Com as eleições de 2026 se aproximando, aliados de Lula entenderam que manter a cobrança poderia enfraquecer sua imagem diante do eleitorado e abrir espaço para a oposição explorar o tema. Nos bastidores, houve receio de que o custo político superasse eventuais ganhos de arrecadação.
A revogação foi conduzida após intensa articulação entre a ala política do governo e o PT, que buscava conter uma sequência de derrotas, como a rejeição da indicação de Jorge Messias ao STF e a derrubada do veto presidencial sobre dosimetria de penas, decisão que beneficiou o ex-presidente Jair Bolsonaro.
Apesar de relatos sobre atrito interno, o Ministério da Fazenda negou conflito e afirmou que o ministro Dario Durigan participou diretamente da redação da medida provisória ao lado de Lula. A equipe destacou que a principal preocupação era preservar o programa Remessa Conforme, criado pela Receita Federal para ampliar o controle sobre encomendas internacionais, reduzir fraudes e antecipar a arrecadação de impostos.
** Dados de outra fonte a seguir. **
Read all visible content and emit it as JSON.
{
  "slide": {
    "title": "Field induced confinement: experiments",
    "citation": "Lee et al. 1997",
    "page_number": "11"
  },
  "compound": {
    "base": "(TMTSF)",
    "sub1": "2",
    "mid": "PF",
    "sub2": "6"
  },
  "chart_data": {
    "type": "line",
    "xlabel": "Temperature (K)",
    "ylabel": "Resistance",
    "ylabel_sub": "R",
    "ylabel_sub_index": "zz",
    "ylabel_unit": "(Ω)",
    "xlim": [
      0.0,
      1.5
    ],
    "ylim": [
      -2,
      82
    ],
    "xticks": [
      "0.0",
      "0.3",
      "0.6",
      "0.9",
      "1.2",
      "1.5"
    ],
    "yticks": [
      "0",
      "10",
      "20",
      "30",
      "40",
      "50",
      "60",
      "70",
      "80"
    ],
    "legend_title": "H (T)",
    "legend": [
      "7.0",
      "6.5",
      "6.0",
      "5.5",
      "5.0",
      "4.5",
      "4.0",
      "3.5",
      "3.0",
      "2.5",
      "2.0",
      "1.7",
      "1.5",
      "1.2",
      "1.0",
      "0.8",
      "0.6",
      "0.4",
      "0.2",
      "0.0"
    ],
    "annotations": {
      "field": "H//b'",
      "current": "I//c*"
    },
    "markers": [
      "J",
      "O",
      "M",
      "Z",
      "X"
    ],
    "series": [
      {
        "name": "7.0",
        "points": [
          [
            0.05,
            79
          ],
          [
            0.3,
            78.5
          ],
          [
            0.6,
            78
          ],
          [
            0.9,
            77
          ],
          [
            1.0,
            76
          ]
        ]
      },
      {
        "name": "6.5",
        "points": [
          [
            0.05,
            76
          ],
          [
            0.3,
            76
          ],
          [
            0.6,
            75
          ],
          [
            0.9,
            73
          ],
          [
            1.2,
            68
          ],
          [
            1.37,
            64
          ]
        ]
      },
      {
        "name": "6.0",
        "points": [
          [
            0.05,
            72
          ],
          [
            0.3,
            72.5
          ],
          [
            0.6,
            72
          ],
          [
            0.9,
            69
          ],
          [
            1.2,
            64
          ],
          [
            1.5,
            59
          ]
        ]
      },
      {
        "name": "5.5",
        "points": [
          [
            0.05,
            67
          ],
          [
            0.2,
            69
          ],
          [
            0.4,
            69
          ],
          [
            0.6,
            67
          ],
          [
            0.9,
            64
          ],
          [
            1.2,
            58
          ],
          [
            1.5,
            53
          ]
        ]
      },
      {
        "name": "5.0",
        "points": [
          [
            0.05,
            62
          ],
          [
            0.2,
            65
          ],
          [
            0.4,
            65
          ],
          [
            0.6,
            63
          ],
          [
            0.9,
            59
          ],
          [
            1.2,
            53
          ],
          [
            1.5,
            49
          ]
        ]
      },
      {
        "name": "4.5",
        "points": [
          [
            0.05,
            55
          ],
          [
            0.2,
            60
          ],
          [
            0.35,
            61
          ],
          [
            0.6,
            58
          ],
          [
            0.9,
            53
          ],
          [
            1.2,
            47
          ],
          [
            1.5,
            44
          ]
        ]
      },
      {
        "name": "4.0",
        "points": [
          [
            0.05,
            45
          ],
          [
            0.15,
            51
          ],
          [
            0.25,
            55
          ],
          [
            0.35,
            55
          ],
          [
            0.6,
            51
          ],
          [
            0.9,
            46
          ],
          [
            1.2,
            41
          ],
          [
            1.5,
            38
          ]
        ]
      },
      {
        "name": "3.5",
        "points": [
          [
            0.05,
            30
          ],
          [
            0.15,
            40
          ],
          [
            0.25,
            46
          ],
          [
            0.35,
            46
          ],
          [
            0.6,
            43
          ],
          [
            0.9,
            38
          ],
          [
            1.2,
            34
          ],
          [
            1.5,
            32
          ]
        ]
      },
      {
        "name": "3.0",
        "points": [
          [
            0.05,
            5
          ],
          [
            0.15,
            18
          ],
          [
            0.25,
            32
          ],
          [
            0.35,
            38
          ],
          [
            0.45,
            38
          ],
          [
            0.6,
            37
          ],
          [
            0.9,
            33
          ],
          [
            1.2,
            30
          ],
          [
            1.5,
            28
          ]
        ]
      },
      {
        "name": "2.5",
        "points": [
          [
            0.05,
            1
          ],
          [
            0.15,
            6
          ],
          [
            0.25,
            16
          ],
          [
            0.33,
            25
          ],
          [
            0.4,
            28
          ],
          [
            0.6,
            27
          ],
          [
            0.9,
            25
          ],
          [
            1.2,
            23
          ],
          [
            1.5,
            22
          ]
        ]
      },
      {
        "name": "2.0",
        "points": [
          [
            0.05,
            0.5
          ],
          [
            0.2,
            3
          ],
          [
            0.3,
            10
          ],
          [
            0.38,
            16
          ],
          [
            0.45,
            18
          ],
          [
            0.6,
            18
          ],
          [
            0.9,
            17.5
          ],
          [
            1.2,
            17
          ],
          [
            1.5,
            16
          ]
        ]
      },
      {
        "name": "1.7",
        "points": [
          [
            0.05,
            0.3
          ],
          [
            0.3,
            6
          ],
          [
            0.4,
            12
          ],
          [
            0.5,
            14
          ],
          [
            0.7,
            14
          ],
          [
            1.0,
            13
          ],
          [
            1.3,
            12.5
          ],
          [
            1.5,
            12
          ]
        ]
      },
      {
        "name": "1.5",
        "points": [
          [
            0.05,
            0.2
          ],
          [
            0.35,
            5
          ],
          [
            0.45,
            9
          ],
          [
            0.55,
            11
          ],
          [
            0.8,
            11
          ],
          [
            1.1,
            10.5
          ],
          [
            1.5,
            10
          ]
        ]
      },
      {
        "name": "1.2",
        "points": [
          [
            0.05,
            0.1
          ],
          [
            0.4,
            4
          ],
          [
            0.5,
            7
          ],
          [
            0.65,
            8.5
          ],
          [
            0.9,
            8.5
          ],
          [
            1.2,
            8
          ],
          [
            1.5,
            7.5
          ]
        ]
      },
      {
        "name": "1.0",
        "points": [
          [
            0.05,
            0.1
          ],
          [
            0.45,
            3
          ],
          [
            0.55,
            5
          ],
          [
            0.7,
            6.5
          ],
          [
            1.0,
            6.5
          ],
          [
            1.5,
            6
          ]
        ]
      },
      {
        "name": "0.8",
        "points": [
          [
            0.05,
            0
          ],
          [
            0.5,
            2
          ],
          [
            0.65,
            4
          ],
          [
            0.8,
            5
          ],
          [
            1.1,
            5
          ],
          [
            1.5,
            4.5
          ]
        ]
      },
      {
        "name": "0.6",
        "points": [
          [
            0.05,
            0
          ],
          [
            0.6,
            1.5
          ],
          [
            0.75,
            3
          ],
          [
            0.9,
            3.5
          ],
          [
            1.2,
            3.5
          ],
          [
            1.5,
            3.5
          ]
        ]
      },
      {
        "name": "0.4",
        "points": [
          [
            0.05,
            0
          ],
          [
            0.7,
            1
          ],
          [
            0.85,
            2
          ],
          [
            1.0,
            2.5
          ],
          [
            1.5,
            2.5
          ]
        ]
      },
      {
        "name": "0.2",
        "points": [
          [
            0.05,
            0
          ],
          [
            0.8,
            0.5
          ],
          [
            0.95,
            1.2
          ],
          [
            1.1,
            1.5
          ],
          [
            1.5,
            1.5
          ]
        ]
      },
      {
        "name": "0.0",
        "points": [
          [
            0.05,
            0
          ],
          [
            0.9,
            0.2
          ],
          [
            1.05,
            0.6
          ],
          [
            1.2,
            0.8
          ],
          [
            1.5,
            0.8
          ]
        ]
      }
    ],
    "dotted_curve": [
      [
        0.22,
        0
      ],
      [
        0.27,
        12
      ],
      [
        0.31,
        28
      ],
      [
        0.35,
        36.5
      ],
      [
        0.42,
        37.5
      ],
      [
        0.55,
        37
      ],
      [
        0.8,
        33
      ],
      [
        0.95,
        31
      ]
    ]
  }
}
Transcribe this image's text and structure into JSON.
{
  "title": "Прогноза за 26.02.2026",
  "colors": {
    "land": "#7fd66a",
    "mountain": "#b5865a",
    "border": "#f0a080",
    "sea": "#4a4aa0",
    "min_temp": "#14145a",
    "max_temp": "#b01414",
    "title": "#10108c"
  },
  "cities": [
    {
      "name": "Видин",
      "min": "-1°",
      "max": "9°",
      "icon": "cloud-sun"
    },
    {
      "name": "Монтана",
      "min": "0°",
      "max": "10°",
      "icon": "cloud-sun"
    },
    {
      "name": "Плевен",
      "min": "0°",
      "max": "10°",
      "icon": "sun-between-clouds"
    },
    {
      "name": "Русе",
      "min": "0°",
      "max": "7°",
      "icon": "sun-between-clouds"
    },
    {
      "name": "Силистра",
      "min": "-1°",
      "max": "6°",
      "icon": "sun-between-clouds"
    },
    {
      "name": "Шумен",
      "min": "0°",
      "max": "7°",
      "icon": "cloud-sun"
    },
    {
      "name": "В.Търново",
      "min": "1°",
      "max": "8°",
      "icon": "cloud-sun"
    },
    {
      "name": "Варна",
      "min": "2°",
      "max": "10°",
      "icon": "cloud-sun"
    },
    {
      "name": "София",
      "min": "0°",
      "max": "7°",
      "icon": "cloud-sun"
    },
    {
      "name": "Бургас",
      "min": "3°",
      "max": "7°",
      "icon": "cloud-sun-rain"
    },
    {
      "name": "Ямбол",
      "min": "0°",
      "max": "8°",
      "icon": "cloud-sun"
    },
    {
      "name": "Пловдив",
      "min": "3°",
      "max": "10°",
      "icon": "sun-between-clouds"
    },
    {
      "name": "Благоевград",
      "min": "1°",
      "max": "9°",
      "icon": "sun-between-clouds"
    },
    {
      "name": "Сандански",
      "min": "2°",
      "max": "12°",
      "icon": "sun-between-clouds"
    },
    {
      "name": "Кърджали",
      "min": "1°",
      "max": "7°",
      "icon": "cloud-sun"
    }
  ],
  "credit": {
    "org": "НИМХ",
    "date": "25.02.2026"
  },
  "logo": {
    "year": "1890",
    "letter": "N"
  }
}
O vice-presidente Geraldo Alckmin e setores da indústria têxtil defendiam a manutenção da taxa para proteger o mercado interno, citando aumento de contratações após a implementação do imposto. Contudo, com o senador Flávio Bolsonaro (PL-RJ) e parlamentares do PL articulando urgência para derrubar a cobrança no Congresso, o governo optou por revogá-la antes de sofrer derrota legislativa.